Post Syndicated from Bradley M. Kuhn original http://ebb.org/bkuhn/blog/2008/12/09/gpg-gen-key-decade.html

Today is an interesting anniversary (of sorts) for my cryptographic
infrastructure. Nine years ago today, I generated the 1024 bit DSA key,
DB41B387, that has been my GPG key every day since then. I remember
distinctly that on the 350 MhZ machine I used at the time, it took quite
a while to generate, even though I made sure the entropy pool remained
nice and full by pounding on the keyboard.

The horribleness of the
recent Debian vulnerability
meant that I have spent a much time
this year pondering the pedigree my personal cryptographic
infrastructure. Of course, my key was far too old to have been
generated on a Debian-based system that had that particular
vulnerability.

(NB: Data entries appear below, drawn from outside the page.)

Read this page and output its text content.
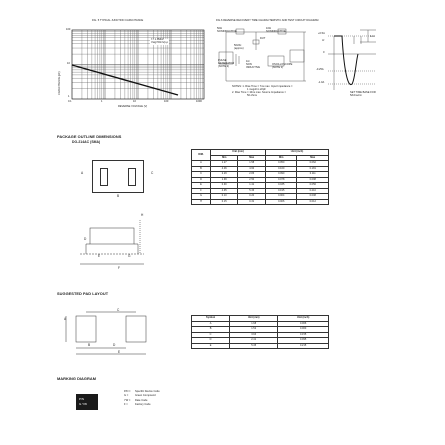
FIG. 5 TYPICAL JUNCTION CAPACITANCE
CAPACITANCE (pF)
100
10
1
0.1	1	10	100	1000
REVERSE VOLTAGE (V)
f = 1.0MHz
Vsig=50mVp-p
FIG.6 REVERSE RECOVERY TIME CHARACTERISTIC AND TEST CIRCUIT DIAGRAM
50Ω
NONINDUCTIVE
10Ω
NONINDUCTIVE
50Vdc
(approx)
DUT
PULSE
GENERATOR
(NOTE 2)
1Ω
NON
INDUCTIVE
OSCILLOSCOPE
(NOTE 1)
NOTES: 1. Rise Time = 7ns max. Input Impedance =
1 megohm 22pF
2. Rise Time = 10ns max. Source Impedance =
50 ohms
trr
+0.5A
0
-0.25A
-1.0A
1cm
SET TIME BASE FOR
5/10ns/cm
PACKAGE OUTLINE DIMENSIONS
DO-214AC (SMA)
A
B
C
H
D
E	G
F
DIM.	Unit (mm)		Unit (inch)	
	Min	Max	Min	Max
A	1.27	1.58	0.050	0.062
B	4.06	4.60	0.160	0.181
C	2.29	2.83	0.090	0.111
D	1.99	2.50	0.078	0.098
E	0.90	1.41	0.035	0.056
F	4.95	5.33	0.195	0.210
G	0.10	0.20	0.004	0.008
H	0.15	0.31	0.006	0.012
SUGGESTED PAD LAYOUT
A
B
C
D
E
Symbol	Unit (mm)	Unit (inch)
A	1.68	0.066
B	1.52	0.060
C	3.93	0.155
D	2.41	0.095
E	5.45	0.215
MARKING DIAGRAM
P/N
G YW
P/N = Specific Device Code
G =	Green Compound
YW = Date Code
F =	Factory Code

However, the issue that really troubled me this
past summer was this:

Some DSA keys may be compromised by only their use. A strong
key (i.e., generated with a ‘good’ OpenSSL) but used locally
on a machine with a ‘bad’ OpenSSL must be considered to be
compromised. This is due to an ‘attack’ on DSA that allows the
secret key to be found if the nonce used in the signature is reused or
known.

Not being particularly hard core on cryptographic knowledge — most of my expertise comes from only one class I took 11 years ago on
Encryption, Compression, and Secure Hashing in graduate school —
I found this alarming and tried my best to do some ancillary reading.
It seems that DSA keys, in many ways, are less than optimal. It seems
(to my mostly uneducated eye) in skimming academic papers that DSA keys
are tougher to deploy right and keep secure, which leads to these sorts
of possible problems.

I’ve resolved to switch entirely to RSA keys. The great thing about
RSA is its simplicity and ease of understanding. I grok factoring and
understand better the complexity situation of the factoring problem
(this time, from the two graduate courses I took on Complexity
Theory, so my comfort is more solid :). I also find it intriguing that
a child can learn how to factor in grade school, yet we can’t teach a
computer to do it efficiently. (By contrast, I didn’t learn the
discrete logarithm problem until my Freshman year of college, and I
still have to look up the details to remind myself.) So, the
“simplicity brings clarity” idea hints that RSA is a better
choice.

Fact is, there was only one reason why I revoked my ancient RSA
keys and generated DSA ones in the 1990s. The RSA patent and the strict
licensing of that patent by RSA Data Security, Inc. made it impossible
to implement RSA in Free Software back then. So, when I switched from
proprietary PGP to GPG, my keys wouldn’t import. Indeed, that one RSA
patent alone set back the entire area of Free Software cryptography at least ten years.

So, when I decided this evening that I’d need to generate a new key and
begin promulgating it at key-signing parties sometime before DB41B387
turns ten, I realized I actually have the freedom to choose my
encryption algorithm now! Sadly, it took almost these entire nine years
to get there. Our community did not only have to wait out this
unassailable patent. (RSA is among the most novel and non-obvious ideas
that most computer professionals will ever seen in their lives). Once
the RSA patent finally expired0, we had to then slowly but
surely implement and deploy it in cryptographic programs, from
scratch.

I’m still glad that we’re free of the RSA patent, but I fear among the
mountain of “software patents” granted each year, that the
“new RSA” — a perfectly valid, non-obvious and novel
patent that reads on software and fits both the industry’s and patent
examiner’s definition of “high quality” — is waiting
to be discovered and used as a weapon to halt Free Software again. When
I finally type gpg --gen-key (now with
--expert mode!) for the first time in nine years, I hope
I’ll only experience the gladness of being able to generate an RSA key,
and succeed in ignoring the fact that RMS’
old essay about this issue remains a cautionary tale
to this very
day. Software patents are a serious long-term threat and must be
eradicated entirely for the sake of software freedom. The biggest threat among them will always be the “valid”, “high quality”
software patents, not the invalid, poor quality ones.


0 Technically speaking,
RSA didn’t need to expire. In a seemingly bizarre
move
, RSA Data Security, Inc. granted a Free license to the
patent a few weeks before the actual expiration date. To
this day, I believe the same theory I espoused at the time:
their primary goal in doing this was merely to ruin all the
“RSA is Free” parties that had been planned.